Eclesiástico 27, 4-7 ; 1 Corintios 15, 51.54-58 ; Lucas 6, 39-45
Por: El Peregrino
El libro de Ben Sirac nos ofrece una serie de sentencias de tipo sapiencial que quieren poner de manifiesto la importancia de lo que decimos, de la palabra, como fruto de lo que somos. La criba, el horno, la reflexión, el fruto del árbol son las imágenes de comparación de lo que verdaderamente tiene sentido. No es el oropel de lo externo, sino de lo interno y lo permanente lo que tiene sentido en la vida. La tiranía de la exterioridad es algo que el sabio no soporta. La sabiduría no viene de las cosas que se hacen o se sienten a medias. La sabiduría viene de lo más profundo. Por eso la palabra de sabiduría vale su peso en oro.
Esta lectura de San Pablo a los Corintios podría ser la que en este domingo sirva como clave interpretativa y como mensaje cristiano en el contexto de la eucaristía. Porque la eucaristía es el marco adecuado para celebrar el misterio de la resurrección de Jesús y de los muertos. El texto de Pablo podría completarse mejor con otros versículos anteriores del mismo capítulo que se ha venido leyendo durante varios domingos y, desde cuya perspectiva globalizante, ofrecemos esta reflexión. Pablo habla del paso de lo corruptible a lo incorruptible; de lo mortal, a lo inmortal. Aunque cada uno de los términos tiene su significación, y cada uno de ellos hay que entenderlos por su contrario; la realidad no es una descripción puntual de lo que somos y de lo que seremos, es una descripción totalizante. Es decir: aquí la corporeidad psíquica está determinada por la corruptibilidad, lo mísero y lo débil. No se trata de una maldición, de un modo de ser maldito, sino de ser tal como somos creados por Dios. Si no fuéramos así, no existiríamos; por lo tanto, no es algo que expresa negatividad radical, sino limitación creatural: seres vivientes, pero a los que les queda ser todavía seres pneumáticos, inmortales.
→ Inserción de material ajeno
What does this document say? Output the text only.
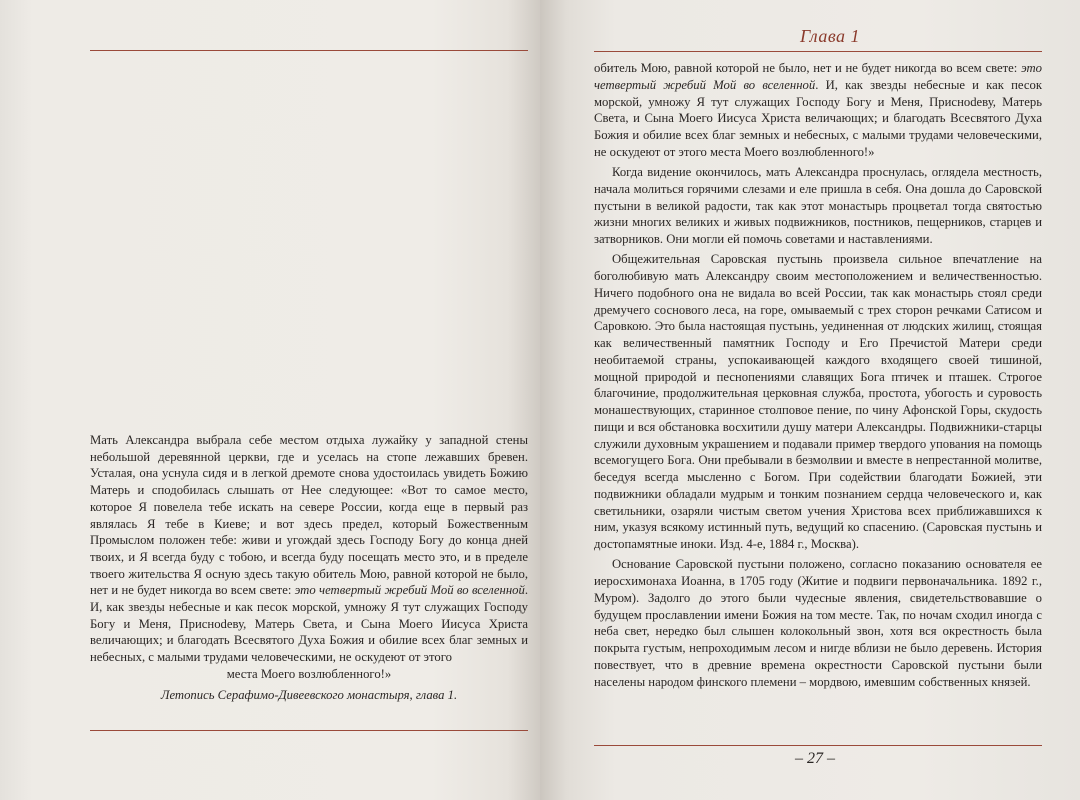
Мать Александра выбрала себе местом отдыха лужайку у западной стены небольшой деревянной церкви, где и уселась на стопе лежавших бревен. Усталая, она уснула сидя и в легкой дремоте снова удостоилась увидеть Божию Матерь и сподобилась слышать от Нее следующее: «Вот то самое место, которое Я повелела тебе искать на севере России, когда еще в первый раз являлась Я тебе в Киеве; и вот здесь предел, который Божественным Промыслом положен тебе: живи и угождай здесь Господу Богу до конца дней твоих, и Я всегда буду с тобою, и всегда буду посещать место это, и в пределе твоего жительства Я осную здесь такую обитель Мою, равной которой не было, нет и не будет никогда во всем свете: это четвертый жребий Мой во вселенной. И, как звезды небесные и как песок морской, умножу Я тут служащих Господу Богу и Меня, Присноdеву, Матерь Света, и Сына Моего Иисуса Христа величающих; и благодать Всесвятого Духа Божия и обилие всех благ земных и небесных, с малыми трудами человеческими, не оскудеют от этого
места Моего возлюбленного!»
Летопись Серафимо-Дивеевского монастыря, глава 1.
Глава 1

обитель Мою, равной которой не было, нет и не будет никогда во всем свете: это четвертый жребий Мой во вселенной. И, как звезды небесные и как песок морской, умножу Я тут служащих Господу Богу и Меня, Присноdеву, Матерь Света, и Сына Моего Иисуса Христа величающих; и благодать Всесвятого Духа Божия и обилие всех благ земных и небесных, с малыми трудами человеческими, не оскудеют от этого места Моего возлюбленного!»

Когда видение окончилось, мать Александра проснулась, оглядела местность, начала молиться горячими слезами и еле пришла в себя. Она дошла до Саровской пустыни в великой радости, так как этот монастырь процветал тогда святостью жизни многих великих и живых подвижников, постников, пещерников, старцев и затворников. Они могли ей помочь советами и наставлениями.

Общежительная Саровская пустынь произвела сильное впечатление на боголюбивую мать Александру своим местоположением и величественностью. Ничего подобного она не видала во всей России, так как монастырь стоял среди дремучего соснового леса, на горе, омываемый с трех сторон речками Сатисом и Саровкою. Это была настоящая пустынь, уединенная от людских жилищ, стоящая как величественный памятник Господу и Его Пречистой Матери среди необитаемой страны, успокаивающей каждого входящего своей тишиной, мощной природой и песнопениями славящих Бога птичек и пташек. Строгое благочиние, продолжительная церковная служба, простота, убогость и суровость монашествующих, старинное столповое пение, по чину Афонской Горы, скудость пищи и вся обстановка восхитили душу матери Александры. Подвижники-старцы служили духовным украшением и подавали пример твердого упования на помощь всемогущего Бога. Они пребывали в безмолвии и вместе в непрестанной молитве, беседуя всегда мысленно с Богом. При содействии благодати Божией, эти подвижники обладали мудрым и тонким познанием сердца человеческого и, как светильники, озаряли чистым светом учения Христова всех приближавшихся к ним, указуя всякому истинный путь, ведущий ко спасению. (Саровская пустынь и достопамятные иноки. Изд. 4-е, 1884 г., Москва).

Основание Саровской пустыни положено, согласно показанию основателя ее иеросхимонаха Иоанна, в 1705 году (Житие и подвиги первоначальника. 1892 г., Муром). Задолго до этого были чудесные явления, свидетельствовавшие о будущем прославлении имени Божия на том месте. Так, по ночам сходил иногда с неба свет, нередко был слышен колокольный звон, хотя вся окрестность была покрыта густым, непроходимым лесом и нигде вблизи не было деревень. История повествует, что в древние времена окрестности Саровской пустыни были населены народом финского племени – мордвою, имевшим собственных князей.

– 27 –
Este texto, final del sermón del llano lucano, nos invita a poner en práctica las palabras de Jesús. Se habla de una parábola, que en realidad son dos comparaciones (mashal, proverbio). En primer lugar la del ciego y en segundo lugar la del discípulo y maestro. Después vemos una construcción que se nos presenta como un paralelismo antitético, centrada sobre el árbol bueno y el malo (vv. 43-45), poniendo de manifiesto que todo árbol se valora de verdad por sus frutos. Ninguno puede dar un fruto distinto de su esencia: los higos no se buscan en las espinas, ni las uvas en los zarzales. Todo este conjunto es sapiencial, como el texto de Ben Sirac. Esto lo encontramos, aunque no exactamente así, en Mt 7, 1ss (el sermón de la montaña).
Aunque el cristianismo no es una religión de la perfección o de la efectividad malsana, no quiere decir que no se empeñe en la vida de cada día, en las relaciones humanas. El no juzgar a los demás no significa dejar pasar las cosas como si se estuviera proponiendo una «liberalidad» extrema. Vuelve a tener sentido que la «imitatio Dei» en la misericordia es lo que debe hacernos verdaderos hermanos. De hecho en estos dichos aparece varias veces el término «hermano». Y es para el hermano para quien se debe tener un corazón fraterno y abierto. El corazón es clave en la última de las comparaciones, sobre el fruto bueno. Porque es del corazón, hablando en términos bíblicos, de donde salen los frutos de nuestra vida. ¿Qué es lo que debemos tener en el corazón? Por decirlo en una sola palabra: misericordia. De ahí salen los frutos de nuestra vida para que los demás los recojan.